Capitalism is still the best system there is


First published in the Financial Times on 15th May 2012.

Do activists think new products and services appear thanks to government?

Are capitalists clinical psychopaths? An essay in the New York Times by a literary critic implies they are. William Deresiewicz wrote that capitalism is predicated on bad behaviour, including “accounting fraud, tax evasion, toxic dumping, product safety violations, bid rigging, overfilling, perjury”. His premise is that the free market is amoral, and that capitalist values are antithetical to Christian ones.

Such outbursts, like the Occupy movement, and even the recent election of a Socialist president in France, are the products of spoilt societies that are in denial. Widespread ignorance about how material progress is achieved mean academics, politicians and union leaders are whipping up hatred of wealth creators of all kinds.

Do such activists think new products and services appear thanks to government intervention? Where do they think the money to pay for roads, schools, police and hospitals comes from? Do they believe that consumer innovation, technological advance and the funding for taxation emerge from the saintly public sector? Why is the profit motive seen as wicked, while working in places such as universities appears so very ethical?
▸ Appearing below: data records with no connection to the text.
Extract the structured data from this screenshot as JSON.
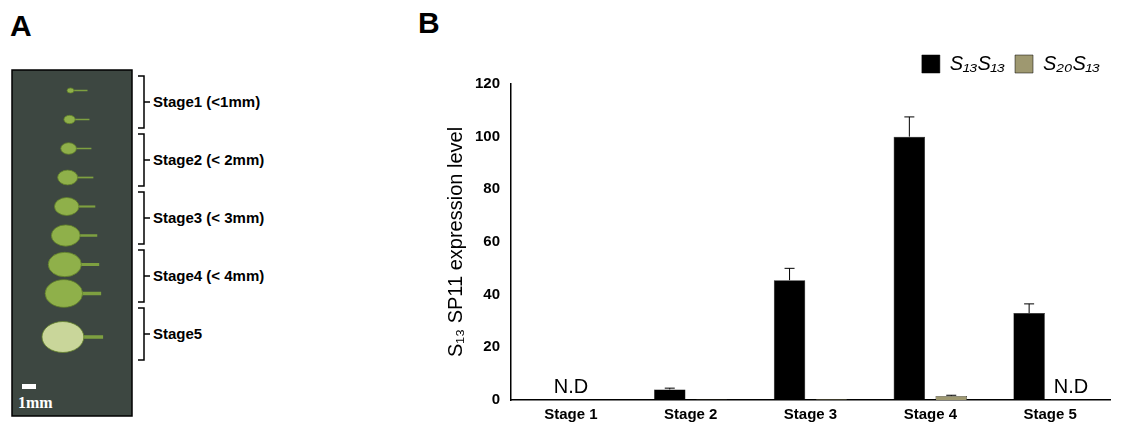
{
  "panel_a": {
    "letter": "A",
    "stages": [
      "Stage1 (<1mm)",
      "Stage2 (< 2mm)",
      "Stage3 (< 3mm)",
      "Stage4 (< 4mm)",
      "Stage5"
    ],
    "scale_bar": "1mm"
  },
  "chart_data": {
    "letter": "B",
    "type": "bar",
    "y_label": "S₁₃ SP11 expression level",
    "categories": [
      "Stage 1",
      "Stage 2",
      "Stage 3",
      "Stage 4",
      "Stage 5"
    ],
    "series": [
      {
        "name": "S₁₃S₁₃",
        "color": "#000000",
        "values": [
          null,
          4,
          45.5,
          100,
          33
        ],
        "errors": [
          null,
          0.5,
          4.5,
          7.5,
          3.5
        ]
      },
      {
        "name": "S₂₀S₁₃",
        "color": "#9e9870",
        "values": [
          null,
          0.2,
          0.3,
          1.5,
          null
        ],
        "errors": [
          null,
          null,
          null,
          0.3,
          null
        ]
      }
    ],
    "annotations": [
      {
        "text": "N.D",
        "category": "Stage 1"
      },
      {
        "text": "N.D",
        "category": "Stage 5",
        "series": "S₂₀S₁₃"
      }
    ],
    "ylim": [
      0,
      120
    ],
    "yticks": [
      0,
      20,
      40,
      60,
      80,
      100,
      120
    ],
    "grid": false,
    "legend": "top-right"
  }
}
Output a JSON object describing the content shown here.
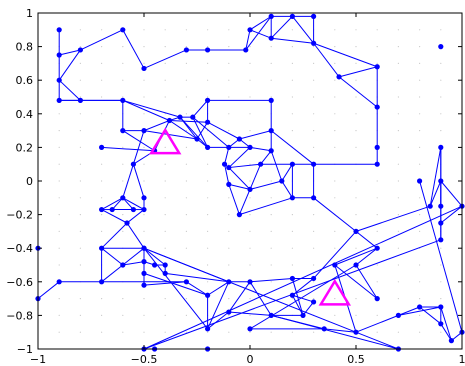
{
  "chart_data": {
    "type": "scatter",
    "title": "",
    "xlabel": "",
    "ylabel": "",
    "xlim": [
      -1,
      1
    ],
    "ylim": [
      -1,
      1
    ],
    "grid": "dotted",
    "x_ticks": [
      {
        "value": -1,
        "label": "−1"
      },
      {
        "value": -0.5,
        "label": "−0.5"
      },
      {
        "value": 0,
        "label": "0"
      },
      {
        "value": 0.5,
        "label": "0.5"
      },
      {
        "value": 1,
        "label": "1"
      }
    ],
    "y_ticks": [
      {
        "value": -1,
        "label": "−1"
      },
      {
        "value": -0.8,
        "label": "−0.8"
      },
      {
        "value": -0.6,
        "label": "−0.6"
      },
      {
        "value": -0.4,
        "label": "−0.4"
      },
      {
        "value": -0.2,
        "label": "−0.2"
      },
      {
        "value": 0,
        "label": "0"
      },
      {
        "value": 0.2,
        "label": "0.2"
      },
      {
        "value": 0.4,
        "label": "0.4"
      },
      {
        "value": 0.6,
        "label": "0.6"
      },
      {
        "value": 0.8,
        "label": "0.8"
      },
      {
        "value": 1,
        "label": "1"
      }
    ],
    "colors": {
      "network": "#0000ff",
      "markers": "#ff00ff",
      "grid": "#c8c8c8",
      "axes": "#000000"
    },
    "nodes": [
      {
        "x": -0.9,
        "y": 0.9
      },
      {
        "x": -0.9,
        "y": 0.75
      },
      {
        "x": -0.9,
        "y": 0.6
      },
      {
        "x": -0.9,
        "y": 0.48
      },
      {
        "x": -0.8,
        "y": 0.78
      },
      {
        "x": -0.8,
        "y": 0.48
      },
      {
        "x": -0.6,
        "y": 0.9
      },
      {
        "x": -0.5,
        "y": 0.67
      },
      {
        "x": -0.3,
        "y": 0.78
      },
      {
        "x": -0.2,
        "y": 0.78
      },
      {
        "x": -0.02,
        "y": 0.78
      },
      {
        "x": 0.1,
        "y": 0.98
      },
      {
        "x": 0.2,
        "y": 0.98
      },
      {
        "x": 0.3,
        "y": 0.98
      },
      {
        "x": 0.0,
        "y": 0.9
      },
      {
        "x": 0.1,
        "y": 0.85
      },
      {
        "x": 0.3,
        "y": 0.82
      },
      {
        "x": 0.42,
        "y": 0.62
      },
      {
        "x": 0.6,
        "y": 0.68
      },
      {
        "x": 0.6,
        "y": 0.44
      },
      {
        "x": 0.6,
        "y": 0.2
      },
      {
        "x": 0.6,
        "y": 0.1
      },
      {
        "x": 0.9,
        "y": 0.8
      },
      {
        "x": -0.6,
        "y": 0.48
      },
      {
        "x": -0.6,
        "y": 0.3
      },
      {
        "x": -0.5,
        "y": 0.3
      },
      {
        "x": -0.38,
        "y": 0.36
      },
      {
        "x": -0.33,
        "y": 0.38
      },
      {
        "x": -0.27,
        "y": 0.38
      },
      {
        "x": -0.2,
        "y": 0.48
      },
      {
        "x": -0.2,
        "y": 0.35
      },
      {
        "x": -0.25,
        "y": 0.25
      },
      {
        "x": -0.2,
        "y": 0.2
      },
      {
        "x": -0.1,
        "y": 0.2
      },
      {
        "x": -0.05,
        "y": 0.25
      },
      {
        "x": -0.7,
        "y": 0.2
      },
      {
        "x": -0.45,
        "y": 0.18
      },
      {
        "x": -0.55,
        "y": 0.1
      },
      {
        "x": -0.1,
        "y": 0.08
      },
      {
        "x": 0.0,
        "y": 0.2
      },
      {
        "x": 0.1,
        "y": 0.48
      },
      {
        "x": 0.1,
        "y": 0.3
      },
      {
        "x": 0.1,
        "y": 0.18
      },
      {
        "x": 0.05,
        "y": 0.1
      },
      {
        "x": 0.0,
        "y": -0.05
      },
      {
        "x": 0.2,
        "y": 0.1
      },
      {
        "x": 0.3,
        "y": 0.1
      },
      {
        "x": 0.15,
        "y": 0.0
      },
      {
        "x": 0.2,
        "y": -0.1
      },
      {
        "x": 0.3,
        "y": -0.1
      },
      {
        "x": -0.1,
        "y": -0.02
      },
      {
        "x": -0.05,
        "y": -0.2
      },
      {
        "x": -0.12,
        "y": 0.1
      },
      {
        "x": -0.6,
        "y": -0.1
      },
      {
        "x": -0.7,
        "y": -0.17
      },
      {
        "x": -0.65,
        "y": -0.17
      },
      {
        "x": -0.55,
        "y": -0.17
      },
      {
        "x": -0.5,
        "y": -0.17
      },
      {
        "x": -0.5,
        "y": -0.1
      },
      {
        "x": -0.58,
        "y": -0.25
      },
      {
        "x": -0.7,
        "y": -0.4
      },
      {
        "x": -0.5,
        "y": -0.4
      },
      {
        "x": -0.6,
        "y": -0.5
      },
      {
        "x": -0.5,
        "y": -0.48
      },
      {
        "x": -0.45,
        "y": -0.5
      },
      {
        "x": -0.4,
        "y": -0.5
      },
      {
        "x": -0.5,
        "y": -0.55
      },
      {
        "x": -0.4,
        "y": -0.55
      },
      {
        "x": -0.5,
        "y": -0.62
      },
      {
        "x": -1.0,
        "y": -0.4
      },
      {
        "x": -1.0,
        "y": -0.7
      },
      {
        "x": -0.9,
        "y": -0.6
      },
      {
        "x": -0.7,
        "y": -0.6
      },
      {
        "x": -0.3,
        "y": -0.6
      },
      {
        "x": -0.2,
        "y": -0.68
      },
      {
        "x": -0.1,
        "y": -0.6
      },
      {
        "x": 0.0,
        "y": -0.6
      },
      {
        "x": 0.2,
        "y": -0.58
      },
      {
        "x": 0.3,
        "y": -0.58
      },
      {
        "x": 0.2,
        "y": -0.68
      },
      {
        "x": 0.25,
        "y": -0.8
      },
      {
        "x": 0.3,
        "y": -0.72
      },
      {
        "x": 0.1,
        "y": -0.8
      },
      {
        "x": -0.1,
        "y": -0.78
      },
      {
        "x": -0.2,
        "y": -0.88
      },
      {
        "x": -0.5,
        "y": -0.4
      },
      {
        "x": 0.5,
        "y": -0.3
      },
      {
        "x": 0.6,
        "y": -0.4
      },
      {
        "x": 0.4,
        "y": -0.5
      },
      {
        "x": 0.5,
        "y": -0.5
      },
      {
        "x": 0.6,
        "y": -0.7
      },
      {
        "x": 0.5,
        "y": -0.9
      },
      {
        "x": 0.35,
        "y": -0.88
      },
      {
        "x": 0.0,
        "y": -0.88
      },
      {
        "x": 0.7,
        "y": -1.0
      },
      {
        "x": 0.7,
        "y": -0.8
      },
      {
        "x": 0.8,
        "y": -0.75
      },
      {
        "x": 0.9,
        "y": -0.75
      },
      {
        "x": 0.9,
        "y": -0.85
      },
      {
        "x": 0.95,
        "y": -0.95
      },
      {
        "x": 1.0,
        "y": -0.9
      },
      {
        "x": 0.8,
        "y": 0.0
      },
      {
        "x": 0.9,
        "y": 0.0
      },
      {
        "x": 0.9,
        "y": 0.2
      },
      {
        "x": 0.85,
        "y": -0.15
      },
      {
        "x": 0.9,
        "y": -0.15
      },
      {
        "x": 1.0,
        "y": -0.15
      },
      {
        "x": 0.9,
        "y": -0.25
      },
      {
        "x": 0.9,
        "y": -0.35
      },
      {
        "x": -0.5,
        "y": -1.0
      },
      {
        "x": -0.45,
        "y": -1.0
      },
      {
        "x": -0.2,
        "y": -1.0
      }
    ],
    "edges": [
      [
        0,
        1
      ],
      [
        1,
        2
      ],
      [
        2,
        3
      ],
      [
        1,
        4
      ],
      [
        4,
        6
      ],
      [
        6,
        7
      ],
      [
        7,
        8
      ],
      [
        4,
        2
      ],
      [
        2,
        5
      ],
      [
        5,
        3
      ],
      [
        3,
        23
      ],
      [
        5,
        23
      ],
      [
        8,
        9
      ],
      [
        9,
        10
      ],
      [
        10,
        14
      ],
      [
        14,
        11
      ],
      [
        11,
        12
      ],
      [
        12,
        13
      ],
      [
        13,
        16
      ],
      [
        11,
        15
      ],
      [
        12,
        15
      ],
      [
        14,
        15
      ],
      [
        15,
        16
      ],
      [
        10,
        11
      ],
      [
        12,
        16
      ],
      [
        16,
        17
      ],
      [
        17,
        18
      ],
      [
        18,
        19
      ],
      [
        19,
        20
      ],
      [
        20,
        21
      ],
      [
        16,
        18
      ],
      [
        17,
        19
      ],
      [
        21,
        46
      ],
      [
        23,
        24
      ],
      [
        23,
        27
      ],
      [
        23,
        26
      ],
      [
        24,
        25
      ],
      [
        25,
        26
      ],
      [
        26,
        27
      ],
      [
        27,
        28
      ],
      [
        28,
        29
      ],
      [
        29,
        30
      ],
      [
        30,
        31
      ],
      [
        31,
        32
      ],
      [
        32,
        33
      ],
      [
        33,
        34
      ],
      [
        26,
        30
      ],
      [
        27,
        31
      ],
      [
        28,
        32
      ],
      [
        29,
        40
      ],
      [
        40,
        41
      ],
      [
        41,
        42
      ],
      [
        42,
        43
      ],
      [
        43,
        44
      ],
      [
        33,
        39
      ],
      [
        39,
        34
      ],
      [
        34,
        41
      ],
      [
        39,
        42
      ],
      [
        35,
        36
      ],
      [
        36,
        37
      ],
      [
        37,
        25
      ],
      [
        36,
        26
      ],
      [
        24,
        36
      ],
      [
        26,
        31
      ],
      [
        27,
        32
      ],
      [
        28,
        33
      ],
      [
        25,
        31
      ],
      [
        30,
        34
      ],
      [
        38,
        39
      ],
      [
        38,
        52
      ],
      [
        52,
        50
      ],
      [
        50,
        44
      ],
      [
        44,
        47
      ],
      [
        47,
        48
      ],
      [
        48,
        49
      ],
      [
        49,
        46
      ],
      [
        46,
        45
      ],
      [
        45,
        47
      ],
      [
        43,
        45
      ],
      [
        42,
        47
      ],
      [
        50,
        51
      ],
      [
        51,
        48
      ],
      [
        44,
        51
      ],
      [
        38,
        44
      ],
      [
        52,
        33
      ],
      [
        43,
        38
      ],
      [
        41,
        46
      ],
      [
        45,
        48
      ],
      [
        37,
        53
      ],
      [
        53,
        54
      ],
      [
        53,
        55
      ],
      [
        53,
        56
      ],
      [
        53,
        57
      ],
      [
        54,
        55
      ],
      [
        55,
        56
      ],
      [
        56,
        57
      ],
      [
        57,
        58
      ],
      [
        58,
        37
      ],
      [
        54,
        59
      ],
      [
        59,
        57
      ],
      [
        59,
        60
      ],
      [
        60,
        61
      ],
      [
        60,
        62
      ],
      [
        61,
        62
      ],
      [
        62,
        63
      ],
      [
        63,
        64
      ],
      [
        64,
        65
      ],
      [
        63,
        66
      ],
      [
        65,
        67
      ],
      [
        66,
        68
      ],
      [
        61,
        63
      ],
      [
        61,
        65
      ],
      [
        69,
        70
      ],
      [
        70,
        71
      ],
      [
        71,
        72
      ],
      [
        72,
        60
      ],
      [
        72,
        62
      ],
      [
        72,
        73
      ],
      [
        73,
        74
      ],
      [
        74,
        75
      ],
      [
        75,
        76
      ],
      [
        76,
        77
      ],
      [
        77,
        78
      ],
      [
        78,
        79
      ],
      [
        79,
        80
      ],
      [
        80,
        81
      ],
      [
        81,
        79
      ],
      [
        74,
        84
      ],
      [
        84,
        85
      ],
      [
        85,
        75
      ],
      [
        75,
        84
      ],
      [
        76,
        83
      ],
      [
        83,
        82
      ],
      [
        82,
        80
      ],
      [
        82,
        92
      ],
      [
        92,
        93
      ],
      [
        93,
        89
      ],
      [
        89,
        90
      ],
      [
        90,
        88
      ],
      [
        88,
        87
      ],
      [
        87,
        86
      ],
      [
        86,
        78
      ],
      [
        87,
        89
      ],
      [
        88,
        91
      ],
      [
        91,
        92
      ],
      [
        91,
        95
      ],
      [
        95,
        96
      ],
      [
        96,
        97
      ],
      [
        97,
        98
      ],
      [
        98,
        99
      ],
      [
        99,
        100
      ],
      [
        100,
        101
      ],
      [
        96,
        98
      ],
      [
        97,
        99
      ],
      [
        95,
        97
      ],
      [
        49,
        86
      ],
      [
        86,
        104
      ],
      [
        104,
        103
      ],
      [
        103,
        105
      ],
      [
        105,
        102
      ],
      [
        102,
        106
      ],
      [
        106,
        107
      ],
      [
        107,
        108
      ],
      [
        108,
        109
      ],
      [
        109,
        110
      ],
      [
        102,
        104
      ],
      [
        103,
        107
      ],
      [
        105,
        108
      ],
      [
        106,
        109
      ],
      [
        59,
        61
      ],
      [
        67,
        75
      ],
      [
        66,
        74
      ],
      [
        68,
        73
      ],
      [
        111,
        112
      ],
      [
        112,
        113
      ],
      [
        85,
        94
      ],
      [
        94,
        82
      ],
      [
        84,
        83
      ],
      [
        77,
        80
      ],
      [
        76,
        82
      ]
    ],
    "markers": [
      {
        "shape": "triangle",
        "x": -0.4,
        "y": 0.22
      },
      {
        "shape": "triangle",
        "x": 0.4,
        "y": -0.68
      }
    ]
  }
}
Perhaps the hatred stems from envy, perhaps from a foolish snobbery towards “trade”, perhaps from a pathetic fear of going out and actually selling goods for a living, or perhaps from the common tendency to bite the hand that feeds. I worry that western societies’ generous welfare systems have made us so comfortable that too few have to visit factories to discover what commercial production really means, or see what happens when the capitalists leave – the private sector withers and there is no investment or lending. Greece is surely going to find out in the next few years, and the experience is likely to be unpleasant.

Economic affairs are cyclical, but this generation is so prosperous that it finds the prospect of a long recession almost too much to bear. We are all used to having a safe job, our own home or housing support, foreign holidays and all the rest. All this munificence is only possible because free enterprise incentivises entrepreneurs to build companies. From those undertakings flow work, exports, tax and the other elements which form modern civilisation. Disown all that, and the edifice crumbles. This appears to be what Greece is doing – embarking on a course of national suicide, thanks to a gargantuan sense of entitlement and dependency.

The usual cures to the “evil” of capitalism are put forward in the NYT article: more legislation, regulation and taxation. Yet those countries that are creating most jobs and seeing rising living standards – such as Brazil, Turkey and China – exact far fewer tolls on companies than we do in the west. The brilliant anti-business intellectuals would solve our problems of unemployment, debt and stagnant wages by doing the opposite of the policies adopted by the world’s most buoyant economies. Meanwhile, leftwing economists suggest that the cure for government deficits is even more debt.

That these assertions have found traction with electorates is depressing. Possibly, capitalism is poor at promoting the cause and explaining its merits. We need to counter myths propagated by the left that “shafting your workers, hurting your customers, destroying the land” is how the system works. If it were, every company would go broke.

No doubt most highly successful entrepreneurs are tough individuals. Some break the rules, but damning an entire class for the high-profile errors of the few is destructive and ill-judged. And this is the age of the whistleblower – if they were all crooks, surely they would get caught.

Moreover I suspect top professors, doctors, editors, architects, scientists and those at the summit of every profession are just as competitive and egotistical as leaders in the worlds of commerce and finance. I’ll bet that ruthless ambition – for fame, power and even money – is just as common in labs, lecture theatres and surgeries as the boardroom.

I suppose everyone facing hard times wants scapegoats for their present difficulties. Capitalism, bankers, entrepreneurs and the like all seem like suitable targets for blame. But if we abandon capitalism for collective ownership and central planning, we really will be acting like psychopaths.